The Democratic People's Republic of Korea (North Korea) systematically violates the rights of its population. The government has ratified four key international human rights treaties and includes rights protections in its constitution, but does not allow organized political opposition, free media, functioning civil society, or religious freedom. Arbitrary arrest, detention, lack of due process, and torture and ill-treatment of detainees remain serious and pervasive problems. North Korea also practices collective punishment for various anti-state offenses, for which it enslaves hundreds of thousands of citizens in prison camps, including children. The government periodically publicly executes citizens for stealing state property, hoarding food, and other “anti-socialist” crimes, and maintains policies that have continually subjected North Koreans to food shortages and famine.
In April, the International Coalition to Stop Crimes against Humanity in North Korea (ICNK), which includes Human Rights Watch, filed a comprehensive submission on political prison camps to 11 United Nations special procedures operating under the mandate of the UN Human Rights Council (HRC), and called for the creation of a UN commission of inquiry to investigate crimes against humanity in North Korea.

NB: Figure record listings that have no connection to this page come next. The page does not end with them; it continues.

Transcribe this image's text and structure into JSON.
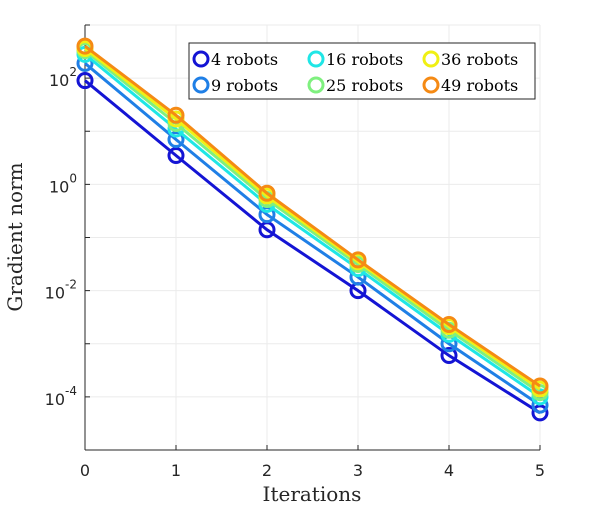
{
  "chart_data": {
    "type": "line",
    "xlabel": "Iterations",
    "ylabel": "Gradient norm",
    "x": [
      0,
      1,
      2,
      3,
      4,
      5
    ],
    "x_ticks": [
      "0",
      "1",
      "2",
      "3",
      "4",
      "5"
    ],
    "xlim": [
      0,
      5
    ],
    "ylim": [
      1e-05,
      1000
    ],
    "y_scale": "log",
    "y_ticks": [
      {
        "value": 100,
        "base": "10",
        "exp": "2"
      },
      {
        "value": 1,
        "base": "10",
        "exp": "0"
      },
      {
        "value": 0.01,
        "base": "10",
        "exp": "-2"
      },
      {
        "value": 0.0001,
        "base": "10",
        "exp": "-4"
      }
    ],
    "grid": true,
    "legend_position": "top-right",
    "series": [
      {
        "name": "4 robots",
        "color": "#1414d4",
        "values": [
          90,
          3.5,
          0.14,
          0.01,
          0.0006,
          5e-05
        ]
      },
      {
        "name": "9 robots",
        "color": "#1f7fe6",
        "values": [
          190,
          7,
          0.27,
          0.018,
          0.001,
          7e-05
        ]
      },
      {
        "name": "16 robots",
        "color": "#1fe6e6",
        "values": [
          280,
          11,
          0.42,
          0.026,
          0.0015,
          0.0001
        ]
      },
      {
        "name": "25 robots",
        "color": "#7ff07f",
        "values": [
          330,
          14,
          0.52,
          0.031,
          0.0018,
          0.00012
        ]
      },
      {
        "name": "36 robots",
        "color": "#f0f014",
        "values": [
          360,
          17,
          0.6,
          0.035,
          0.0021,
          0.00014
        ]
      },
      {
        "name": "49 robots",
        "color": "#f58a14",
        "values": [
          400,
          20,
          0.68,
          0.038,
          0.0023,
          0.00016
        ]
      }
    ]
  }
}
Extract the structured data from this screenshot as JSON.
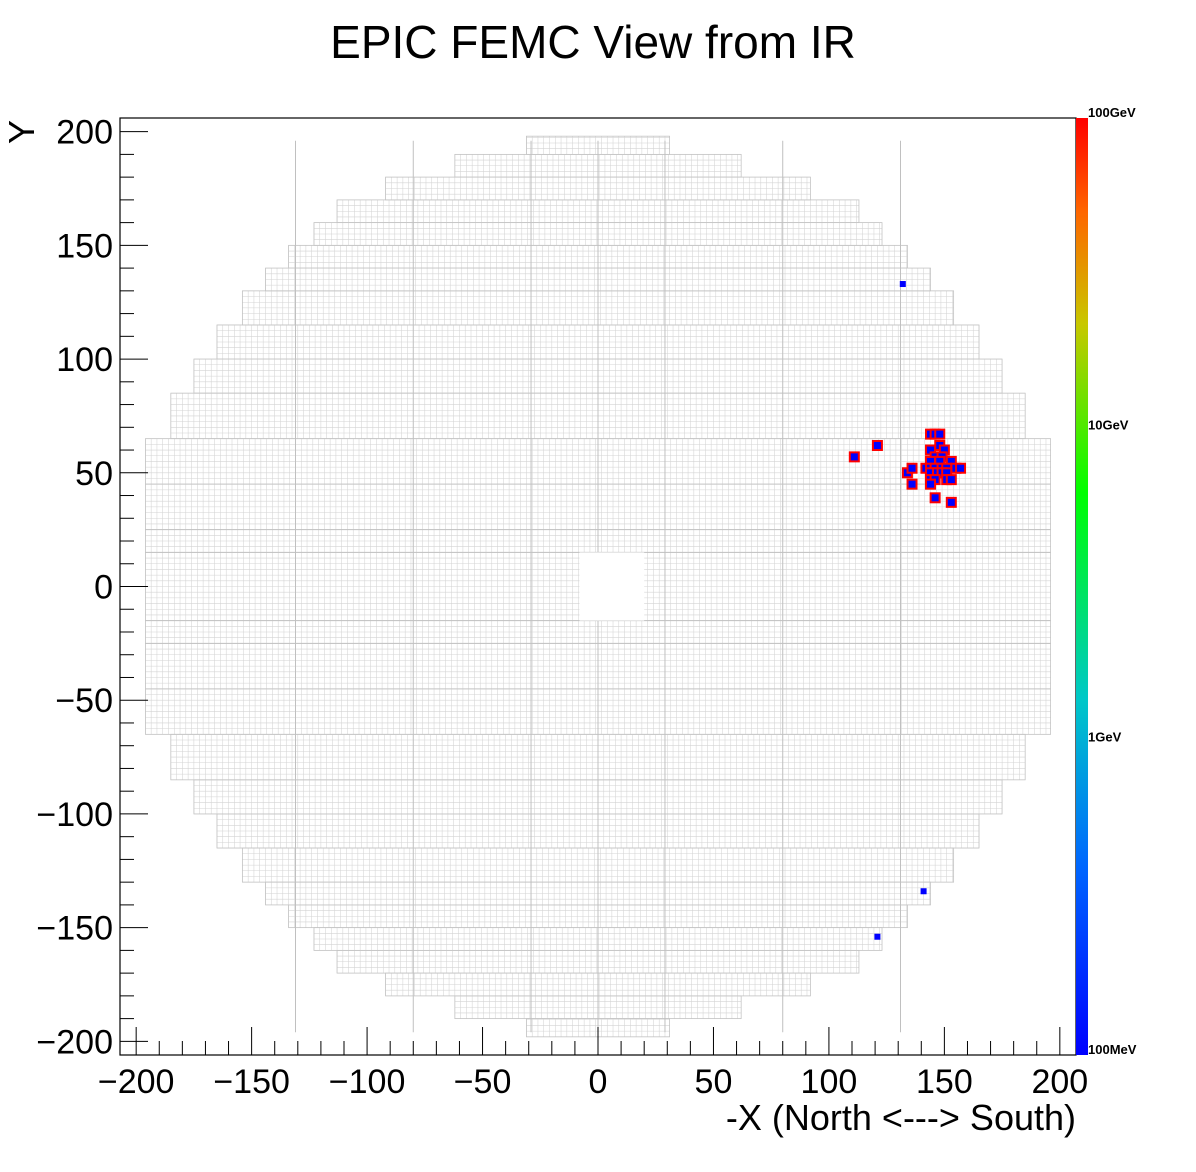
{
  "chart_data": {
    "type": "heatmap",
    "title": "EPIC FEMC View from IR",
    "xlabel": "-X (North <---> South)",
    "ylabel": "Y",
    "xlim": [
      -207,
      207
    ],
    "ylim": [
      -206,
      206
    ],
    "xticks": [
      -200,
      -150,
      -100,
      -50,
      0,
      50,
      100,
      150,
      200
    ],
    "yticks": [
      200,
      150,
      100,
      50,
      0,
      -50,
      -100,
      -150,
      -200
    ],
    "xtick_labels": [
      "−200",
      "−150",
      "−100",
      "−50",
      "0",
      "50",
      "100",
      "150",
      "200"
    ],
    "ytick_labels": [
      "200",
      "150",
      "100",
      "50",
      "0",
      "−50",
      "−100",
      "−150",
      "−200"
    ],
    "cell_size": 2.5,
    "detector_outline_rows": [
      {
        "y": [
          190,
          198
        ],
        "x": [
          -31,
          31
        ]
      },
      {
        "y": [
          180,
          190
        ],
        "x": [
          -62,
          62
        ]
      },
      {
        "y": [
          170,
          180
        ],
        "x": [
          -92,
          92
        ]
      },
      {
        "y": [
          160,
          170
        ],
        "x": [
          -113,
          113
        ]
      },
      {
        "y": [
          150,
          160
        ],
        "x": [
          -123,
          123
        ]
      },
      {
        "y": [
          140,
          150
        ],
        "x": [
          -134,
          134
        ]
      },
      {
        "y": [
          130,
          140
        ],
        "x": [
          -144,
          144
        ]
      },
      {
        "y": [
          115,
          130
        ],
        "x": [
          -154,
          154
        ]
      },
      {
        "y": [
          100,
          115
        ],
        "x": [
          -165,
          165
        ]
      },
      {
        "y": [
          85,
          100
        ],
        "x": [
          -175,
          175
        ]
      },
      {
        "y": [
          65,
          85
        ],
        "x": [
          -185,
          185
        ]
      },
      {
        "y": [
          45,
          65
        ],
        "x": [
          -196,
          196
        ]
      },
      {
        "y": [
          -45,
          45
        ],
        "x": [
          -196,
          196
        ]
      },
      {
        "y": [
          -65,
          -45
        ],
        "x": [
          -196,
          196
        ]
      },
      {
        "y": [
          -85,
          -65
        ],
        "x": [
          -185,
          185
        ]
      },
      {
        "y": [
          -100,
          -85
        ],
        "x": [
          -175,
          175
        ]
      },
      {
        "y": [
          -115,
          -100
        ],
        "x": [
          -165,
          165
        ]
      },
      {
        "y": [
          -130,
          -115
        ],
        "x": [
          -154,
          154
        ]
      },
      {
        "y": [
          -140,
          -130
        ],
        "x": [
          -144,
          144
        ]
      },
      {
        "y": [
          -150,
          -140
        ],
        "x": [
          -134,
          134
        ]
      },
      {
        "y": [
          -160,
          -150
        ],
        "x": [
          -123,
          123
        ]
      },
      {
        "y": [
          -170,
          -160
        ],
        "x": [
          -113,
          113
        ]
      },
      {
        "y": [
          -180,
          -170
        ],
        "x": [
          -92,
          92
        ]
      },
      {
        "y": [
          -190,
          -180
        ],
        "x": [
          -62,
          62
        ]
      },
      {
        "y": [
          -198,
          -190
        ],
        "x": [
          -31,
          31
        ]
      }
    ],
    "beam_hole": {
      "x": [
        -8,
        20
      ],
      "y": [
        -15,
        15
      ]
    },
    "hits": [
      {
        "x": 132,
        "y": 133,
        "energy": "low"
      },
      {
        "x": 111,
        "y": 57,
        "energy": "high"
      },
      {
        "x": 121,
        "y": 62,
        "energy": "high"
      },
      {
        "x": 134,
        "y": 50,
        "energy": "high"
      },
      {
        "x": 136,
        "y": 52,
        "energy": "high"
      },
      {
        "x": 136,
        "y": 45,
        "energy": "high"
      },
      {
        "x": 142,
        "y": 52,
        "energy": "high"
      },
      {
        "x": 144,
        "y": 67,
        "energy": "high"
      },
      {
        "x": 146,
        "y": 67,
        "energy": "high"
      },
      {
        "x": 148,
        "y": 67,
        "energy": "high"
      },
      {
        "x": 144,
        "y": 60,
        "energy": "high"
      },
      {
        "x": 148,
        "y": 62,
        "energy": "high"
      },
      {
        "x": 150,
        "y": 60,
        "energy": "high"
      },
      {
        "x": 146,
        "y": 57,
        "energy": "high"
      },
      {
        "x": 149,
        "y": 57,
        "energy": "high"
      },
      {
        "x": 144,
        "y": 55,
        "energy": "high"
      },
      {
        "x": 148,
        "y": 55,
        "energy": "high"
      },
      {
        "x": 153,
        "y": 55,
        "energy": "high"
      },
      {
        "x": 144,
        "y": 52,
        "energy": "high"
      },
      {
        "x": 146,
        "y": 52,
        "energy": "high"
      },
      {
        "x": 149,
        "y": 52,
        "energy": "high"
      },
      {
        "x": 151,
        "y": 52,
        "energy": "high"
      },
      {
        "x": 155,
        "y": 52,
        "energy": "high"
      },
      {
        "x": 157,
        "y": 52,
        "energy": "high"
      },
      {
        "x": 144,
        "y": 50,
        "energy": "high"
      },
      {
        "x": 147,
        "y": 50,
        "energy": "high"
      },
      {
        "x": 149,
        "y": 50,
        "energy": "high"
      },
      {
        "x": 151,
        "y": 50,
        "energy": "high"
      },
      {
        "x": 144,
        "y": 47,
        "energy": "high"
      },
      {
        "x": 146,
        "y": 47,
        "energy": "high"
      },
      {
        "x": 151,
        "y": 47,
        "energy": "high"
      },
      {
        "x": 153,
        "y": 47,
        "energy": "high"
      },
      {
        "x": 144,
        "y": 45,
        "energy": "high"
      },
      {
        "x": 146,
        "y": 39,
        "energy": "high"
      },
      {
        "x": 153,
        "y": 37,
        "energy": "high"
      },
      {
        "x": 141,
        "y": -134,
        "energy": "low"
      },
      {
        "x": 121,
        "y": -154,
        "energy": "low"
      }
    ],
    "colorbar": {
      "scale": "log",
      "range_gev": [
        0.1,
        100
      ],
      "labels": [
        {
          "text": "100GeV",
          "value_gev": 100
        },
        {
          "text": "10GeV",
          "value_gev": 10
        },
        {
          "text": "1GeV",
          "value_gev": 1
        },
        {
          "text": "100MeV",
          "value_gev": 0.1
        }
      ],
      "colors": [
        "#0000ff",
        "#0066ff",
        "#00c8c8",
        "#00ff00",
        "#c8c800",
        "#ff6600",
        "#ff0000"
      ]
    },
    "colors": {
      "grid_line": "#d4d4d4",
      "hit_border": "#ff0000",
      "hit_fill": "#0000ff"
    }
  }
}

On November 2, the UN special rapporteur on the situation of human rights in the DPRK recommended that the UN General Assembly and the international community should consider setting up a “more detailed mechanism of inquiry” into the egregious human rights abuses in the country.
Food Shortages and Famine
North Korea continues to face serious food insecurity in 2012, following a major famine in 2011. In November 2012, the World Food Program (WFP) and Food and Agriculture Organization (FAO) estimated that 2.8 million vulnerable people, equal to slightly more than 10 percent of all North Koreans, face under-nutrition and a lack of vital protein and fat in their daily diet. The troubling food situation is the result of several factors, including a dry spell that heavily impacted soybean production in the first half of 2012; economic mismanagement; and the government's blatantly discriminatory food policies that favor the military and government officials.